In general, communications between an attorney and client lose their confidential status if they are made in the presence of, or subsequently disclosed to, a third party. For example, the presence of a client’s friend or relative at an attorney-client meeting could potentially waive the privilege, as could sending an email to someone summarizing the attorney’s advice.

The common-interest doctrine carves out an exception to this rule. Under this doctrine, attorney-client communications disclosed to a third party remain privileged if that party shares a common legal interest in pending or anticipated litigation. This exception ultimately prevented the disclosure of communications between a limited liability company and its part owner in West 87 LP v. Paul Hastings LLP.

Analysis

In West 87 LP v. Paul Hastings LLP, the plaintiffs—a group of limited liability companies with various interests in a real-estate development project—sued defendant Paul Hastings LLP for legal malpractice. Defendant had represented plaintiffs in the execution of lease agreements for the project, and plaintiffs claimed that defendant failed to properly draft a rent-escalation clause in a lease for the development.

During discovery, plaintiffs produced documents that contained communications between themselves and one of their owners, Quadrum Global, who was not a party to the litigation. Plaintiffs moved for a protective order to shield from disclosure several communications between themselves and Quadrum, which they claimed were privileged. The withheld documents included communications conveying information provided by outside legal counsel, information obtained from outside legal counsel to evaluate claims against defendant, communications about drafting the malpractice complaint, discussions about prior and anticipated legal advice, and requests for legal advice relevant to the litigation.

Plaintiffs conceded that the withheld communications were not actually between attorney and client, and that they did not include their attorneys as senders or recipients. Rather, the communications were between plaintiffs’ representatives and Quadrum’s representatives. Plaintiffs argued that either the attorney-client privilege, the attorney work-product privilege, or the trial-preparation privilege shielded these communications from disclosure.

The court agreed that the common-interest doctrine applied. It reasoned that plaintiffs’ and Quadrum’s representatives were “interrelated,” and their communications addressed the pending litigation, litigation strategies, and the preparation of materials relevant to the litigation. Thus, even these communications between non-party entities and non-lawyers were protected from disclosure because of the parties’ “common legal interests” in the lawsuit.

Conclusion

West 87 LP demonstrates just how useful the common-interest doctrine can be to commercial litigators. A client in some corporate form, like West 87 LP, may well share ownership interests with non-party entities who wish to stay abreast of pending or anticipated litigation. In those instances, the client is likely safe to share privileged communications with such a party, so long as they share “common legal interests” in the litigation.

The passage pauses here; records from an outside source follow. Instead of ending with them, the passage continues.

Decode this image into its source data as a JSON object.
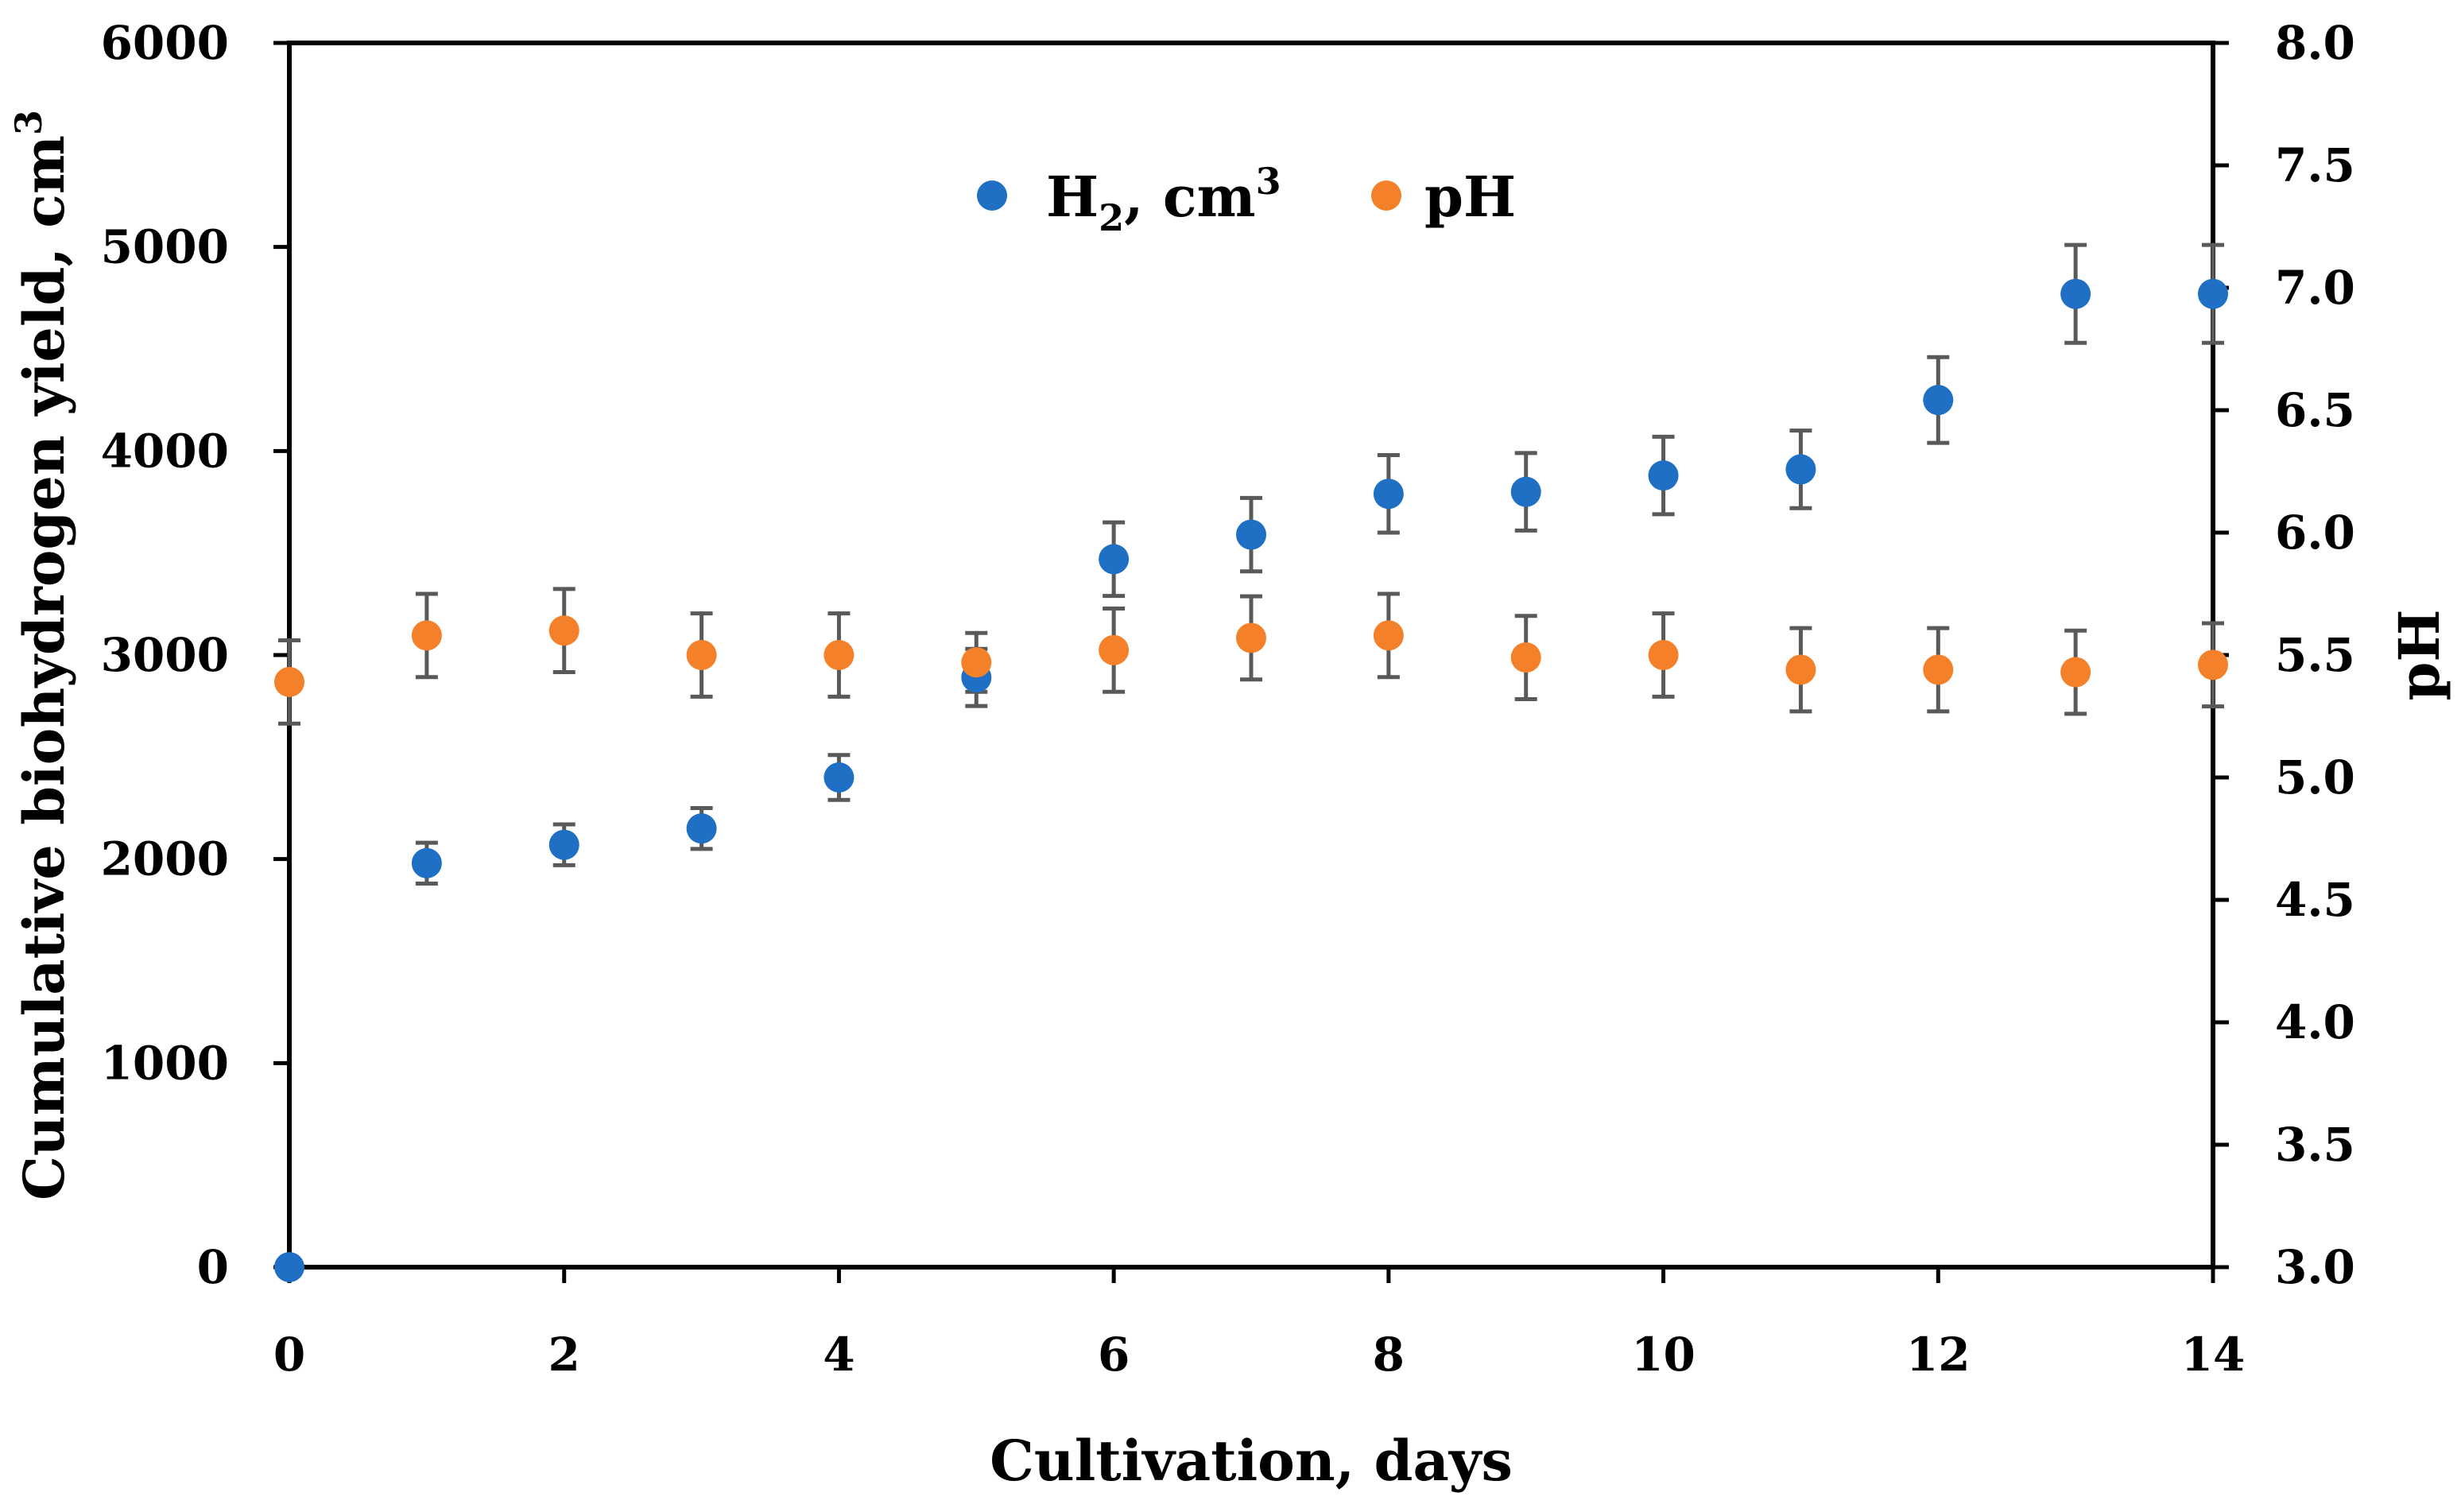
{
  "chart_data": {
    "type": "scatter",
    "title": "",
    "xlabel": "Cultivation, days",
    "ylabel": "Cumulative biohydrogen yield, cm",
    "ylabel_superscript": "3",
    "y2label": "pH",
    "xlim": [
      0,
      14
    ],
    "ylim": [
      0,
      6000
    ],
    "y2lim": [
      3.0,
      8.0
    ],
    "grid": false,
    "legend_position": "top-center",
    "x_ticks": [
      "0",
      "2",
      "4",
      "6",
      "8",
      "10",
      "12",
      "14"
    ],
    "y_ticks": [
      "0",
      "1000",
      "2000",
      "3000",
      "4000",
      "5000",
      "6000"
    ],
    "y2_ticks": [
      "3.0",
      "3.5",
      "4.0",
      "4.5",
      "5.0",
      "5.5",
      "6.0",
      "6.5",
      "7.0",
      "7.5",
      "8.0"
    ],
    "series": [
      {
        "name": "H2, cm3",
        "legend_main": "H",
        "legend_sub": "2",
        "legend_rest": ", cm",
        "legend_sup": "3",
        "axis": "left",
        "color": "#1F6FC5",
        "x": [
          0,
          1,
          2,
          3,
          4,
          5,
          6,
          7,
          8,
          9,
          10,
          11,
          12,
          13,
          14
        ],
        "y": [
          0,
          1980,
          2070,
          2150,
          2400,
          2890,
          3470,
          3590,
          3790,
          3800,
          3880,
          3910,
          4250,
          4770,
          4770
        ],
        "error": [
          0,
          100,
          100,
          100,
          110,
          140,
          180,
          180,
          190,
          190,
          190,
          190,
          210,
          240,
          240
        ]
      },
      {
        "name": "pH",
        "legend_main": "pH",
        "axis": "right",
        "color": "#F4812A",
        "x": [
          0,
          1,
          2,
          3,
          4,
          5,
          6,
          7,
          8,
          9,
          10,
          11,
          12,
          13,
          14
        ],
        "y": [
          5.39,
          5.58,
          5.6,
          5.5,
          5.5,
          5.47,
          5.52,
          5.57,
          5.58,
          5.49,
          5.5,
          5.44,
          5.44,
          5.43,
          5.46
        ],
        "error": [
          0.17,
          0.17,
          0.17,
          0.17,
          0.17,
          0.12,
          0.17,
          0.17,
          0.17,
          0.17,
          0.17,
          0.17,
          0.17,
          0.17,
          0.17
        ]
      }
    ],
    "error_bar_color": "#595959"
  }
}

Nonetheless, the prudent litigator should be cautious. It makes sense that the court in West 87 LP applied the common-interest doctrine to communications with a company’s part owner; Quadrum’s ownership interest necessarily made it interested in the outcome of the litigation. But what if Quadrum were, for example, a subcontractor? Or perhaps a friend’s business embroiled in similar litigation? In those instances, the client may be better served by keeping its attorney’s advice to itself. Otherwise, the privilege may be waived, and those communications may be discoverable.